Bugs Fudd

Fudd puts a shell into the Winchester and racks it. “Be very, very quiet,” he says, too loud, and then catches himself. He surveys the familiar null space of the cartoon forest, the green somehow too green and not green enough, grassy but composed of no individual grasses. The blue box of sky is flat and unchanging.  He listens for the scurry and chatter that will signal the animal’s arrival. Fudd doesn’t know much but he knows this: it is rabbit season, and he is rabbit hunting.

He scans the landscape, ignores the fake or real trees and keeps his eyes on the forest floor. The animal’s entrance might be made through a cave or a simple hole in the ground, an elaborate doorway or a stage that magically appears, draped in velvet cloth. It might arrive in any number of ways, might take any number of forms. The only thing for certain is that it will be here soon, and Fudd will attempt to kill it.

“Ah….what’s up doc?” Fudd jumps, whirls, pans with the Winchester like a federal agent entering a suspect’s motel room. He does this once, twice, three times, and still nothing. He slows. Breathe in out in out, he thinks. In…out…

Finally he sees it, leaning against a tree not ten yards away. Again, it has taken the form of a beautiful woman, this time a southern belle in a full hoop skirt and bonnet. “What’s up, Doc?” it says again, sultry and smooth, nothing like the rabbit’s native guttural coo. It has long blonde hair, a button nose, thick lips and eyes that are slightly too large. It looks like a beautiful anime version of a southern belle. Like everything else in this uncanny valley it is real and not real, one brush stroke past glossy.

She holds a lollipop – large, thick, multicolored, the kind he remembers from carnivals or street festivals. She looks him in the eye and takes a long, slow lick. Subtle, he thinks. Sometimes when it appears as an actual rabbit, it will munch on an over-sized carrot, an affectation like a dictator chewing a cigar. Always, he knows, the lollipop or carrot or cigar (here, of course, as he has learned time and time again, always of the exploding variety) is not just a lollipop or carrot or cigar.

He closes his left eye and measures the shot from here. She pulls back behind the tree, dangling the lollipop out in the open. He has more ammunition in his pocket, always has more ammunition in his pocket, knows that he will never run out, but still, a certain conservation is in order when rabbit hunting. From behind the tree she licks the lollipop slowly, allowing her tongue and the tip of her bonnet to be exposed to his rifle sight. He could knock that bonnet off her head from here, could pop that pretty nose right off her face. He follows the tongue up and down, up and down, gently moving the Winchester in rhythm with her attention to the sucker. He closes his left eye and squeezes the trigger.

Explosion and then nothing. No bonnet floating gently to the ground, no bloody nose landing with a liquid plop, no beautiful southern belle limping wounded into the artificial backdrop of the forest. No rabbit. Nothing.

“Ah…over here, Doc.” He whirls to see that the animal has again taken its most hideous form, the massive, bipedal rabbit. It flicks a carrot in Fudd’s direction, like a femme fatale motioning with a cigarette. Fudd puts another shell into the Winchester and racks it.

Things he could be doing: taking a bath, working on the crossword, shopping for online MBA programs, setting his fantasy basketball lineup, google-stalking his sophomore college girlfriend, cooking the Blue Apron sitting unopened in the refrigerator.

“What’s it gonna be, Doc?” the rabbit asks. His voice has changed again and it is high and teasing, with a carnival barker’s hint of an old fashioned Bronx accent.

Maybe this will be the time, Fudd thinks. He wonders again what will happen after he kills the rabbit, whether he will be allowed to go back to his own devices, or will find himself in some different landscape, a new level presenting a different boulder to push up some glassy mountain. Maybe he will be hunting a duck. Maybe he will find himself halfway across the country or the world, in the desert or Australia or some evil scientist’s lair. Maybe he will be home.

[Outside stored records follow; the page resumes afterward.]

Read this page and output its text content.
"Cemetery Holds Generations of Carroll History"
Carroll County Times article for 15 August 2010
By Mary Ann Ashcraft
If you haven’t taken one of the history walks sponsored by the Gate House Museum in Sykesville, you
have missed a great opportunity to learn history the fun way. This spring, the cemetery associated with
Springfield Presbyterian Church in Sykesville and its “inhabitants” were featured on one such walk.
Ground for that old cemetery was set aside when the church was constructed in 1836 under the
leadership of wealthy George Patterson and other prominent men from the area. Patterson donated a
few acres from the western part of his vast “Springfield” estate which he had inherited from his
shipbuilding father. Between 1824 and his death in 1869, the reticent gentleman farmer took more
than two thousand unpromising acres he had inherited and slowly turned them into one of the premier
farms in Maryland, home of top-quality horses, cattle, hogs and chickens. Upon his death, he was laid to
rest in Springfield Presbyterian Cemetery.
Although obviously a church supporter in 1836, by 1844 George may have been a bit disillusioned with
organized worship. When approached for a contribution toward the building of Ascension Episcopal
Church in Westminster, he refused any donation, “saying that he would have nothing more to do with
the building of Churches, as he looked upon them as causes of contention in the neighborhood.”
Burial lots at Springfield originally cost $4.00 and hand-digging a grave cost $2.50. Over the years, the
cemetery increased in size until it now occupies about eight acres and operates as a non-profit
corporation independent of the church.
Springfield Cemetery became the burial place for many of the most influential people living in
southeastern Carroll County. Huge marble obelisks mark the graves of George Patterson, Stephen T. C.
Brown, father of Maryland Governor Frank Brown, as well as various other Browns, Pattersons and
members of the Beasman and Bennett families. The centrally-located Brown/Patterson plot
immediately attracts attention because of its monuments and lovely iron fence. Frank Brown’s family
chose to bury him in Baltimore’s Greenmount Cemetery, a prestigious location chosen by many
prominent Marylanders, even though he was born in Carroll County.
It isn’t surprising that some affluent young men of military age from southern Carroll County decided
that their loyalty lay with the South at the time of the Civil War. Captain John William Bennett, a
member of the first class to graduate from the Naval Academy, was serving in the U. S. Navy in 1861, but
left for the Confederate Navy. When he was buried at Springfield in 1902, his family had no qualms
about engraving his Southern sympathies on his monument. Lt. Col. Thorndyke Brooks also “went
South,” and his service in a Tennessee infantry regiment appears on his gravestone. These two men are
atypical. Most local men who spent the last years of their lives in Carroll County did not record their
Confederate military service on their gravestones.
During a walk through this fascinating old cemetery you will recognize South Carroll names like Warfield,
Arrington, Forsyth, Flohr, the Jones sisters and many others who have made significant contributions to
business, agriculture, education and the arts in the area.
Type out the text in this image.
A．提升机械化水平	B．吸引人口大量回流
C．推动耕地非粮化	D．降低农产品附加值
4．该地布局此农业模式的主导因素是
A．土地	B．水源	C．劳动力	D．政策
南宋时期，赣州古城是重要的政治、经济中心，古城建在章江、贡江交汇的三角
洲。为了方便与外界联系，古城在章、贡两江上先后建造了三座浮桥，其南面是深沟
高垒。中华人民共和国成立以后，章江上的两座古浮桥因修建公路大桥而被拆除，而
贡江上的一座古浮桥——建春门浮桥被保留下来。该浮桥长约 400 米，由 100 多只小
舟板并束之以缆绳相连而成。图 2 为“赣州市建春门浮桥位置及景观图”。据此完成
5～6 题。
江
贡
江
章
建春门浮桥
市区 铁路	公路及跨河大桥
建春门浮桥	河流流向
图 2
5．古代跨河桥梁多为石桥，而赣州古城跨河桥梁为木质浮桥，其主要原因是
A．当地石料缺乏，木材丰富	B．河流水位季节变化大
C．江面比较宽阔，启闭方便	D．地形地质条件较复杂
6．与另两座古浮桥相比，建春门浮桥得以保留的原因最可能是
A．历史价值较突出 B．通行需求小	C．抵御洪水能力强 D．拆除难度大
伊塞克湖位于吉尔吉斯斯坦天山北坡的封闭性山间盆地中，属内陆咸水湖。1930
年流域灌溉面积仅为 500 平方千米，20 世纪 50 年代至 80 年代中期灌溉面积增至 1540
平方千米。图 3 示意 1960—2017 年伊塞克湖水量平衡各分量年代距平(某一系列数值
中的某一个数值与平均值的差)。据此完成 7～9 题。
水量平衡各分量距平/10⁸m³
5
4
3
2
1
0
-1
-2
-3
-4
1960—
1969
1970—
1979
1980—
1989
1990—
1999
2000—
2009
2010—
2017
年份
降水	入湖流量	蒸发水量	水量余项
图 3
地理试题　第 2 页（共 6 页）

He could be working on the short story he started a few weeks ago, or busying himself with the puzzle that’s been sitting out on the kitchen table. He could be getting his estate in order. He closes his left eye and lines up the shot. The rabbit is gruesome, taller than Fudd himself. He is cavalier and unaware, twirling his massive carrot like a baton. The animal is careless and careful. He is cruel.

Fudd closes his both eyes. It is rabbit season. He is rabbit hunting. He squeezes the trigger and waits.